September 2, 2009 · 6:07 am

R LDA package minor update: 1.0.1

Dave gently reminded me that properly assessing convergence of our models is important and that just running a sampler for N iterations is unsatisfactory. I agree wholeheartedly. As a first step, the collapsed Gibbs sampler in the R LDA package can now optionally report the log likelihood (to within a constant). For example, we can rerun the model fit in demo(lda) but with an extra flag set:


result <- lda.collapsed.gibbs.sampler(cora.documents,
                                      K,  ## Num clusters
                                      cora.vocab,
                                      25,  ## Num iterations
                                      0.1,
                                      0.1,
                                      compute.log.likelihood=TRUE)

Using the now-available variable result$log.likelihoods, we can plot the progress of the sampler versus iteration:

Grab it while it’s hot: http://www.cs.princeton.edu/~jcone/lda_1.0.1.tar.gz.

6 Comments

Filed under Uncategorized

6 responses to “R LDA package minor update: 1.0.1”

lingpipe

September 14, 2009 at 5:29 pm

I agree with Dave! I finally took Martin Jansche’s advice and refactored LingPipe’s Java implementation of collapsed Gibbs for LDA to return an iterator over Gibbs samples. (The original implementation, which is still there, took a callback function to apply to each sample.)

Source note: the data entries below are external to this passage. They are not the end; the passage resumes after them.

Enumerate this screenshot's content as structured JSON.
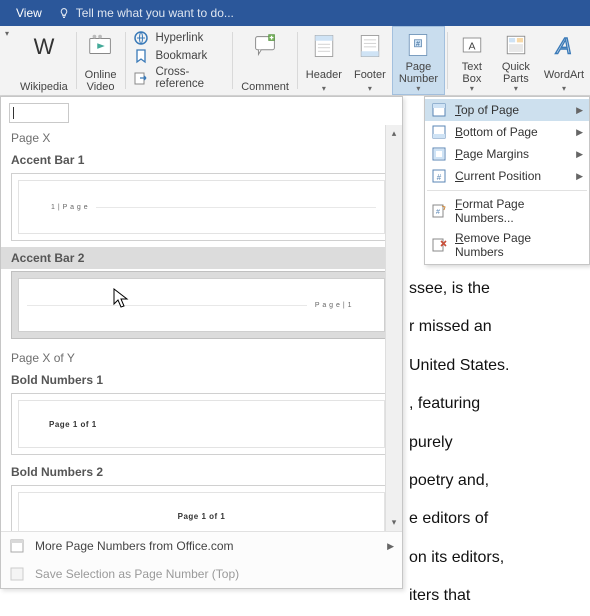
{
  "titlebar": {
    "view": "View",
    "tell": "Tell me what you want to do..."
  },
  "ribbon": {
    "wikipedia": "Wikipedia",
    "video": "Online\nVideo",
    "hyperlink": "Hyperlink",
    "bookmark": "Bookmark",
    "crossref": "Cross-reference",
    "comment": "Comment",
    "header": "Header",
    "footer": "Footer",
    "pagenum": "Page\nNumber",
    "textbox": "Text\nBox",
    "quickparts": "Quick\nParts",
    "wordart": "WordArt"
  },
  "menu": {
    "top": "op of Page",
    "top_u": "T",
    "bottom": "ottom of Page",
    "bottom_u": "B",
    "margins": "age Margins",
    "margins_u": "P",
    "current": "urrent Position",
    "current_u": "C",
    "format": "ormat Page Numbers...",
    "format_u": "F",
    "remove": "emove Page Numbers",
    "remove_u": "R"
  },
  "gallery": {
    "sec_pagex": "Page X",
    "accent1": "Accent Bar 1",
    "accent1_sample": "1 | P a g e",
    "accent2": "Accent Bar 2",
    "accent2_sample": "P a g e | 1",
    "sec_pagexofy": "Page X of Y",
    "bold1": "Bold Numbers 1",
    "bold1_sample": "Page 1 of 1",
    "bold2": "Bold Numbers 2",
    "bold2_sample": "Page 1 of 1",
    "more": "ore Page Numbers from Office.com",
    "more_u": "M",
    "save": "ave Selection as Page Number (Top)",
    "save_u": "S"
  },
  "doc_lines": [
    "ssee, is the",
    "r missed an",
    "United States.",
    ", featuring",
    "purely",
    "poetry and,",
    "e editors of",
    "on its editors,",
    "iters that"
  ]
}
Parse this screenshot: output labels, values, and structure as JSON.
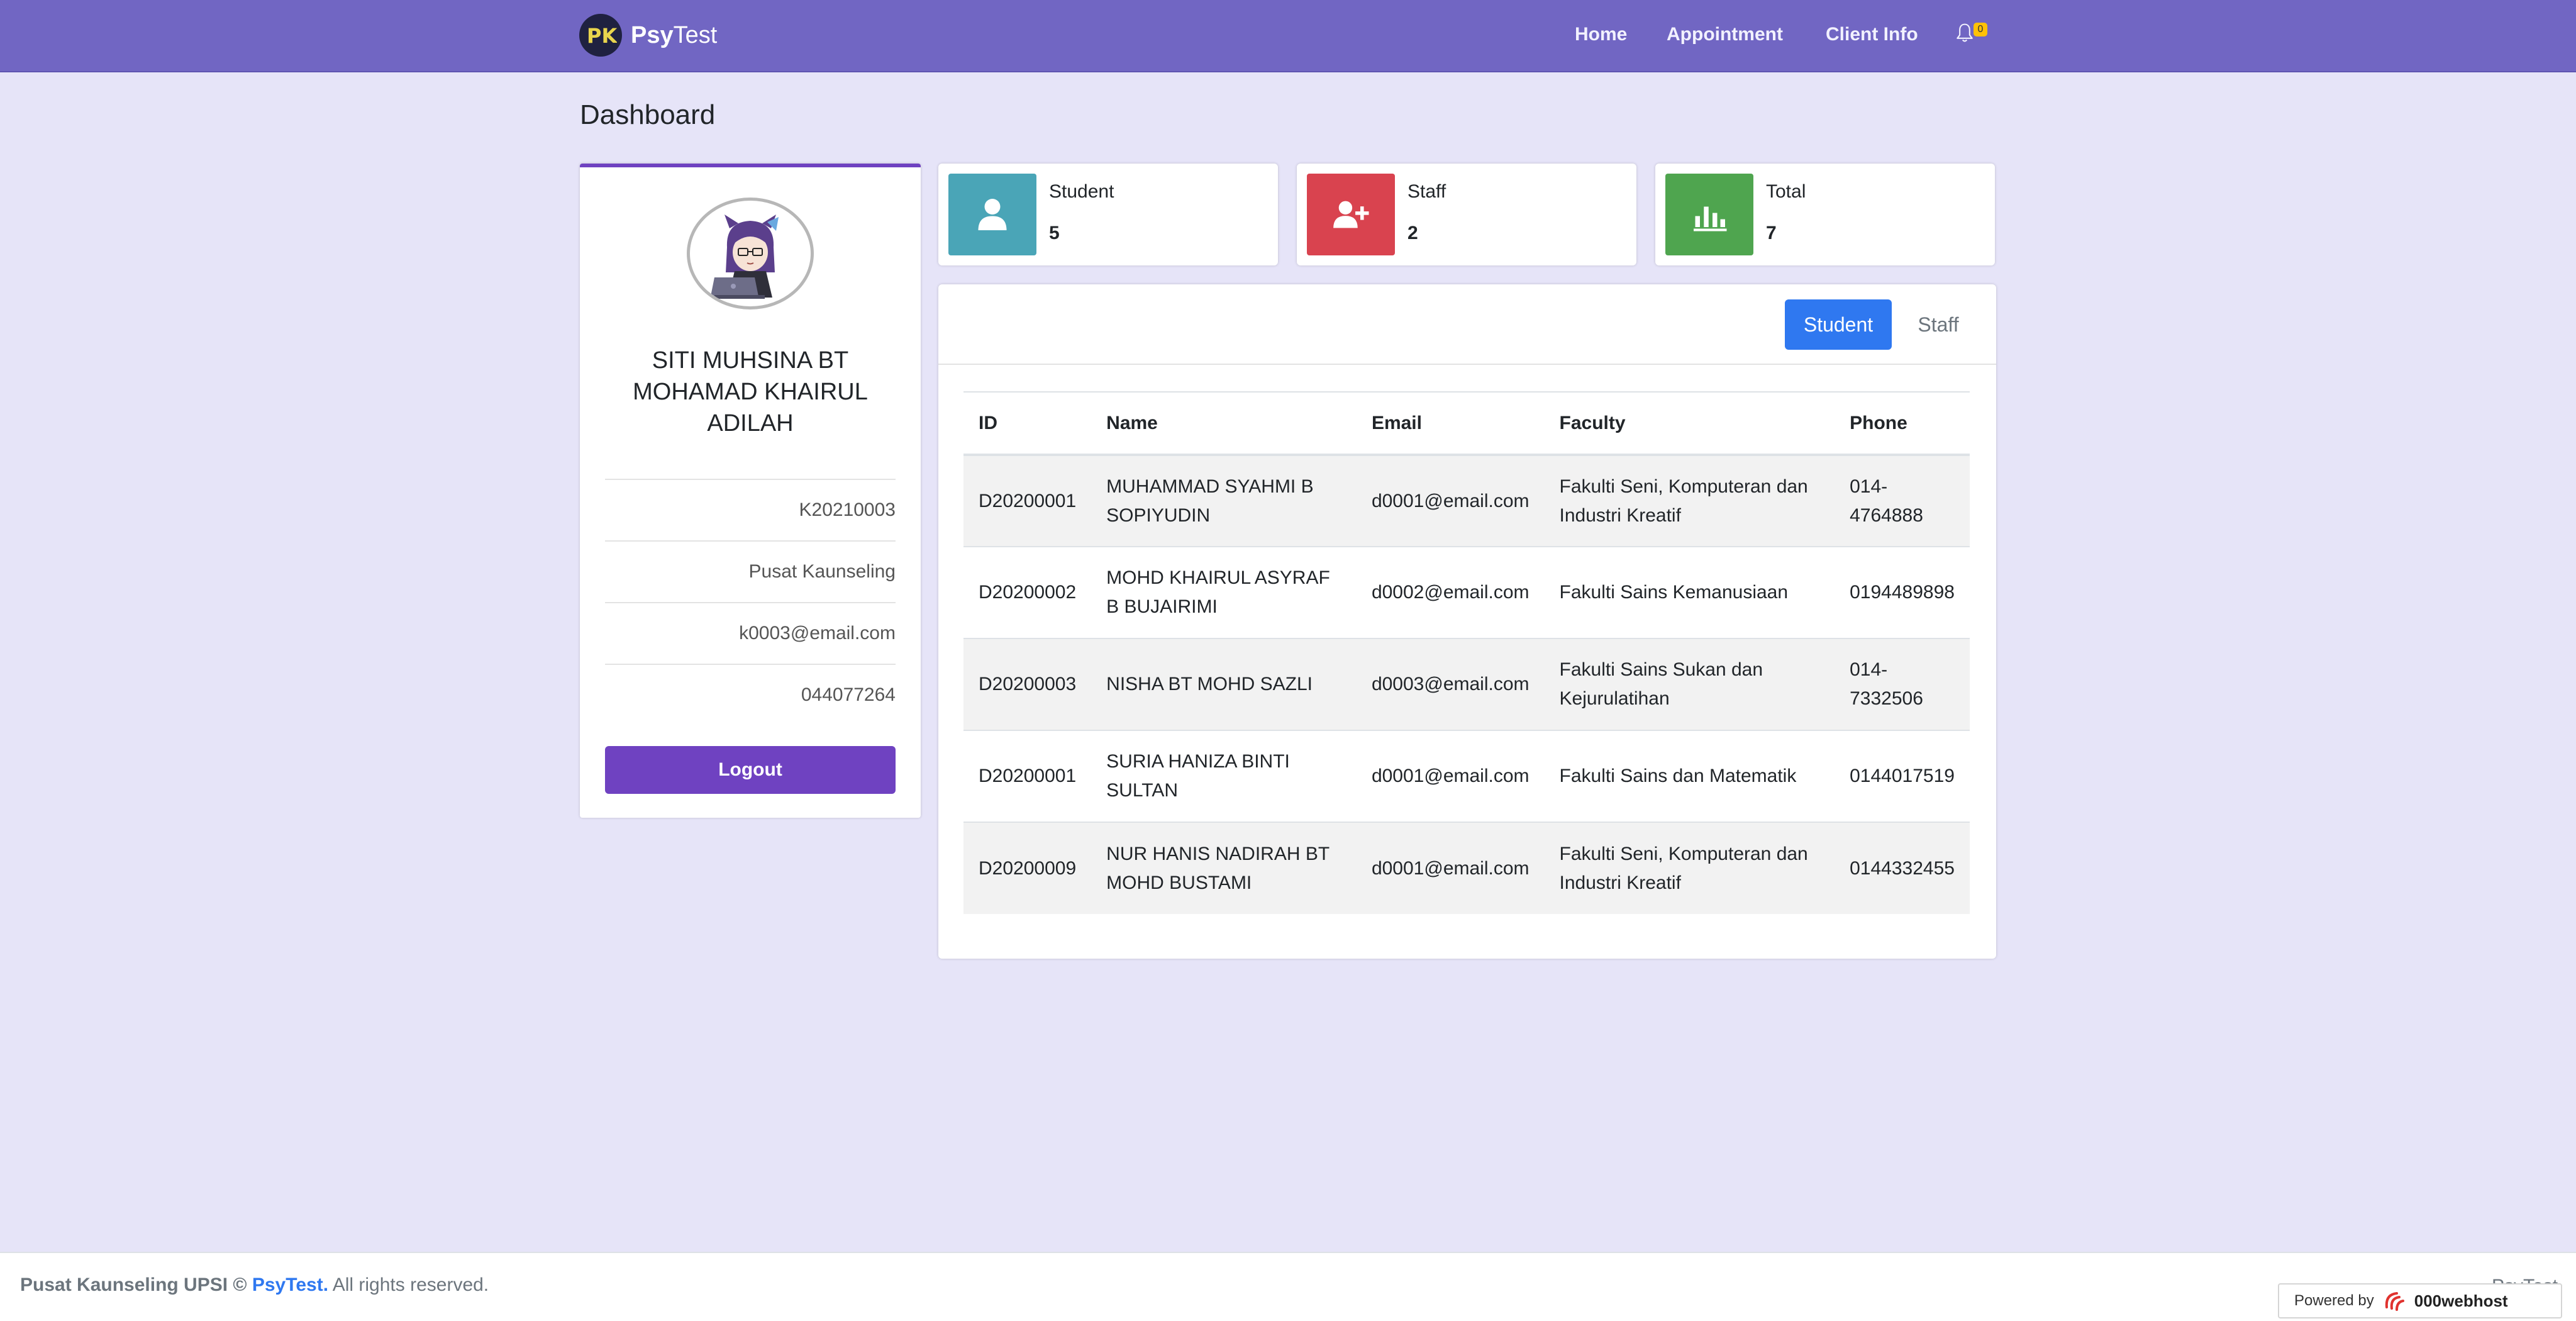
{
  "navbar": {
    "brand_bold": "Psy",
    "brand_light": "Test",
    "links": [
      {
        "label": "Home"
      },
      {
        "label": "Appointment"
      },
      {
        "label": "Client Info"
      }
    ],
    "notification_count": "0"
  },
  "page": {
    "title": "Dashboard"
  },
  "profile": {
    "name": "SITI MUHSINA BT MOHAMAD KHAIRUL ADILAH",
    "id": "K20210003",
    "department": "Pusat Kaunseling",
    "email": "k0003@email.com",
    "phone": "044077264",
    "logout_label": "Logout"
  },
  "stats": [
    {
      "label": "Student",
      "value": "5",
      "color": "#4aa5b7",
      "icon": "user-icon"
    },
    {
      "label": "Staff",
      "value": "2",
      "color": "#d9434f",
      "icon": "user-plus-icon"
    },
    {
      "label": "Total",
      "value": "7",
      "color": "#4fa54f",
      "icon": "bar-chart-icon"
    }
  ],
  "table_card": {
    "tabs": [
      {
        "label": "Student",
        "active": true
      },
      {
        "label": "Staff",
        "active": false
      }
    ],
    "columns": [
      "ID",
      "Name",
      "Email",
      "Faculty",
      "Phone"
    ],
    "rows": [
      {
        "id": "D20200001",
        "name": "MUHAMMAD SYAHMI B SOPIYUDIN",
        "email": "d0001@email.com",
        "faculty": "Fakulti Seni, Komputeran dan Industri Kreatif",
        "phone": "014-4764888"
      },
      {
        "id": "D20200002",
        "name": "MOHD KHAIRUL ASYRAF B BUJAIRIMI",
        "email": "d0002@email.com",
        "faculty": "Fakulti Sains Kemanusiaan",
        "phone": "0194489898"
      },
      {
        "id": "D20200003",
        "name": "NISHA BT MOHD SAZLI",
        "email": "d0003@email.com",
        "faculty": "Fakulti Sains Sukan dan Kejurulatihan",
        "phone": "014-7332506"
      },
      {
        "id": "D20200001",
        "name": "SURIA HANIZA BINTI SULTAN",
        "email": "d0001@email.com",
        "faculty": "Fakulti Sains dan Matematik",
        "phone": "0144017519"
      },
      {
        "id": "D20200009",
        "name": "NUR HANIS NADIRAH BT MOHD BUSTAMI",
        "email": "d0001@email.com",
        "faculty": "Fakulti Seni, Komputeran dan Industri Kreatif",
        "phone": "0144332455"
      }
    ]
  },
  "footer": {
    "org": "Pusat Kaunseling UPSI ©",
    "brand_link": "PsyTest.",
    "rights": "All rights reserved.",
    "right_text": "PsyTest",
    "powered_label": "Powered by",
    "powered_brand": "000webhost"
  }
}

One thing the sample lets you do is compute the corpus log likelihood given the parameters. Note that this is just the likelihood, not the prior. Did you include the Dirichlet prior or just p(docs|topics)? And did you sum over all possible topic assignments, or just evaluate the probability of the actual one?

I do the same thing, only with the coefficient prior as well, for the SGD implementation of logistic regression.

Reply
- slycoder
  
  September 15, 2009 at 3:16 am
  
  Hi,
  I also wanted to do an iterator approach but laziness overtook me =).
  
  As for what I compute, it’s the joint likelihood given a sample of topic assignments $p(w, z) = p(w | z) p (z)$ .
  
  Reply
  - Adnan
    
    October 14, 2009 at 6:15 pm
    
    Could you please explain a little more in regards to how you calculate the log-likelihood? I’ll tell you what I understand:
    
    To make things clear, let’s say we have: (K – # of topics, M – # of documents, V – # of unique terms)
    
    ndsum[j] = total # of words in document j, size M
    nwsum[i] = total # of words assigned to topic i, size K
    and
    nw[i][j] = # of words i assigned to topic j
    nd[i][j] = # of words in doc i assigned to topic j
    
    Now, for each m document, you sum all the log-gamma(nds + alpha) and subtract the ndsums. Then for each k topics, you sum all the log-gamma(nws + beta) and subtract the nwsums.
    
    Is this the technique that you use for log-likelihood evaluation? Does this correspond to evaluating log(P(z = j | all other z, w, d, alpha, beta))? I’m referring to this paper: http://psiexp.ss.uci.edu/research/papers/SteyversGriffithsLSABookFormatted.pdf
    
    Best regards,
    
    Adnan
  - slycoder
    
    October 15, 2009 at 1:49 am
    
    You are more or less correct – that is how I’m computing log likelihood (see line 832 of gibbs.c in the package for details). I should point out that it is not the conditional probability of a single assignment but rather the joint probability over a set of assignments: log p(z_1, z_2, z_3, … | w, alpha, beta). It gets computed after an entire gibbs sweep over the variables.
Sidahmed

May 20, 2015 at 5:44 pm

how to plot log-likelihood vs iteration in R LDA

Reply
- slycoder
  
  May 21, 2015 at 11:07 pm
  
  I’d recommend asking on the topic-models mailing list as there are many practitioners there who can help you.
  
  Reply